Kelompok eksperimen melakukan kegiatan berikut (antara hari 0 dan 5) setelah operasi.
Hari pasca operasi 0
 Kepala tempat tidur dinaikkan menjadi 30 ° hingga 45 °.
 Menggunakan spirometer insentif, latihan pernapasan dalam dan batuk dilakukan delapan kali
sehari dalam bentuk lima latihan pernapasan dalam dan satu latihan batuk dalam tiga atau empat
siklus.
 Latihan ROM pasif (ekstremitas bawah dan atas) dilakukan dalam lima set dua kali sehari.
 Pasien diperbolehkan duduk di tepi tempat tidur atau tempat tidur cenderung memberikan posisi
duduk selama 15 menit dua kali sehari.
Hari pasca operasi 1
 Kepala tempat tidur dinaikkan menjadi 30 ° hingga 45 °.

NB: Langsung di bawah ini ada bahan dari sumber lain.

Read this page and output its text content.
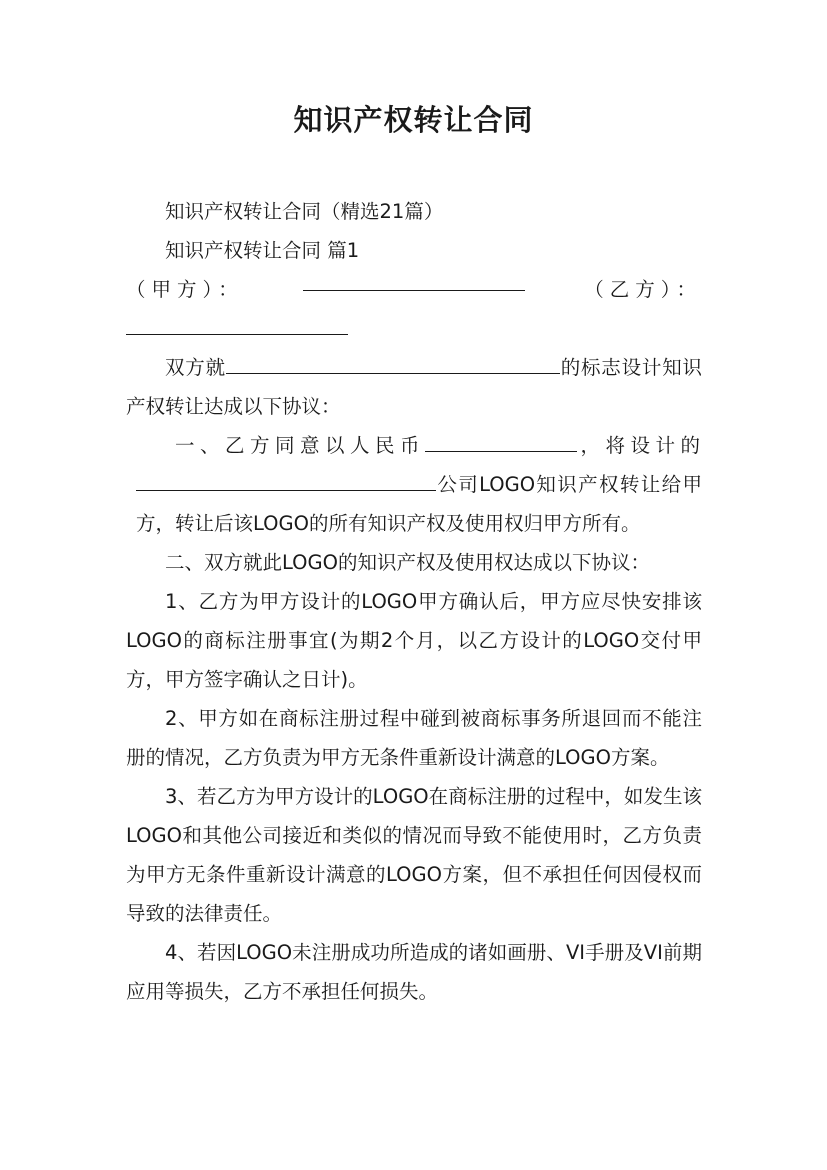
知识产权转让合同

知识产权转让合同（精选21篇）

知识产权转让合同 篇1

（甲方）：	（乙方）：

双方就	的标志设计知识产权转让达成以下协议：

一、乙方同意以人民币	，将设计的公司LOGO知识产权转让给甲方，转让后该LOGO的所有知识产权及使用权归甲方所有。

二、双方就此LOGO的知识产权及使用权达成以下协议：

1、乙方为甲方设计的LOGO甲方确认后，甲方应尽快安排该LOGO的商标注册事宜(为期2个月，以乙方设计的LOGO交付甲方，甲方签字确认之日计)。

2、甲方如在商标注册过程中碰到被商标事务所退回而不能注册的情况，乙方负责为甲方无条件重新设计满意的LOGO方案。

3、若乙方为甲方设计的LOGO在商标注册的过程中，如发生该LOGO和其他公司接近和类似的情况而导致不能使用时，乙方负责为甲方无条件重新设计满意的LOGO方案，但不承担任何因侵权而导致的法律责任。

4、若因LOGO未注册成功所造成的诸如画册、VI手册及VI前期应用等损失，乙方不承担任何损失。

 Menggunakan spirometer insentif, latihan pernapasan dalam dan batuk dilakukan delapan kali
sehari dalam bentuk lima latihan pernapasan dalam dan satu latihan batuk dalam tiga atau empat
siklus.
 Latihan ROM pasif atau aktif (ekstremitas bawah dan atas) dilakukan dalam lima ulangan tiga
kali sehari.
 Pasien diizinkan duduk di kursi selama 20 menit tiga kali sehari.
 Pasien diizinkan berjalan 150 langkah di ICU dua hingga tiga kali sehari.
Hari pasca operasi 2
 Kepala tempat tidur dinaikkan menjadi 30 ° hingga 45 °.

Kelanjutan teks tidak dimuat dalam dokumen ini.